SERVICE activity at private firms in China weakened in September, ending a short-lived rebound a month earlier and reinforcing the economic slowdown in the world’s second-largest economy.

The HSBC China Services Business Activity Index, a gauge of operating conditions in private service companies, fell to 53.5 in September from a 17-month high of 54.1 in August, according to HSBC Holdings Plc and research firm Markit yesterday.

A reading above 50 means expansion.

The official non-manufacturing Purchasing Managers’ Index, a similar indicator compiled by the National Bureau of Statistics that weighs toward state-owned service companies, also fell to 54 in September from August’s 54.4.

Qu Hongbin, chief economist for China at HSBC, said the moderation was further proof of China’s slowing economy, although the sector was more resilient than manufacturing.

“Overall, the service sector held up in September despite the downward pressure seen in the manufacturing sector,” Qu said. “We think risks to growth in the near term are still on the downside, and they warrant accommodative monetary as well as fiscal policies.”

The HSBC PMI, which measures the private and export-oriented manufacturing sector, ended at 50.2, flat from August’s three-month low and down slightly from the earlier flash reading of 50.5.

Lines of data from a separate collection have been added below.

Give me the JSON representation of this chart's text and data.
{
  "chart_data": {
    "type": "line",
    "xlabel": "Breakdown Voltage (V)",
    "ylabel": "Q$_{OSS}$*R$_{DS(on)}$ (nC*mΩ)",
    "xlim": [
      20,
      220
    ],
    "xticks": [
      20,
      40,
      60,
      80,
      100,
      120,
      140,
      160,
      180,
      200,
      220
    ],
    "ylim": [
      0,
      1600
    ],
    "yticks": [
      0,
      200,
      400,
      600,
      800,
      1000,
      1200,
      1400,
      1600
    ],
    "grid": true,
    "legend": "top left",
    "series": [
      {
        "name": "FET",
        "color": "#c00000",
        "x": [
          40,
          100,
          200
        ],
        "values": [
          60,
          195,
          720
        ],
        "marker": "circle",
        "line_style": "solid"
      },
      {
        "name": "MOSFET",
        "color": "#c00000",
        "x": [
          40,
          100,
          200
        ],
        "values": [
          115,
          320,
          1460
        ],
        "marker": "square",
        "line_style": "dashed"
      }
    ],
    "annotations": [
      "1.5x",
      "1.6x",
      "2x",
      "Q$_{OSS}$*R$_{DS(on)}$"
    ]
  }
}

Economists believed China’s economic recovery has halted due to weak activity indicators. The gross domestic product recovered in the first half of this year with the second quarter growth at 7.5 percent, up from 7.4 percent in the first three months.

But since then, the major activity indicators, including industrial production, fixed-asset investment and retail sales, all weakened in July and August, triggering fears whether this year’s economic growth target of 7.5 percent will be met.

This led to Goldman Sachs cutting its third and fourth-quarter growth projection to 7.1 percent from the previous 7.3 percent and 7.2 percent respectively, and the US bank predicts a 7.3 percent gain for the whole year.

Swiss bank UBS expects China’s GDP to expand 7.2 percent this year, below the growth target.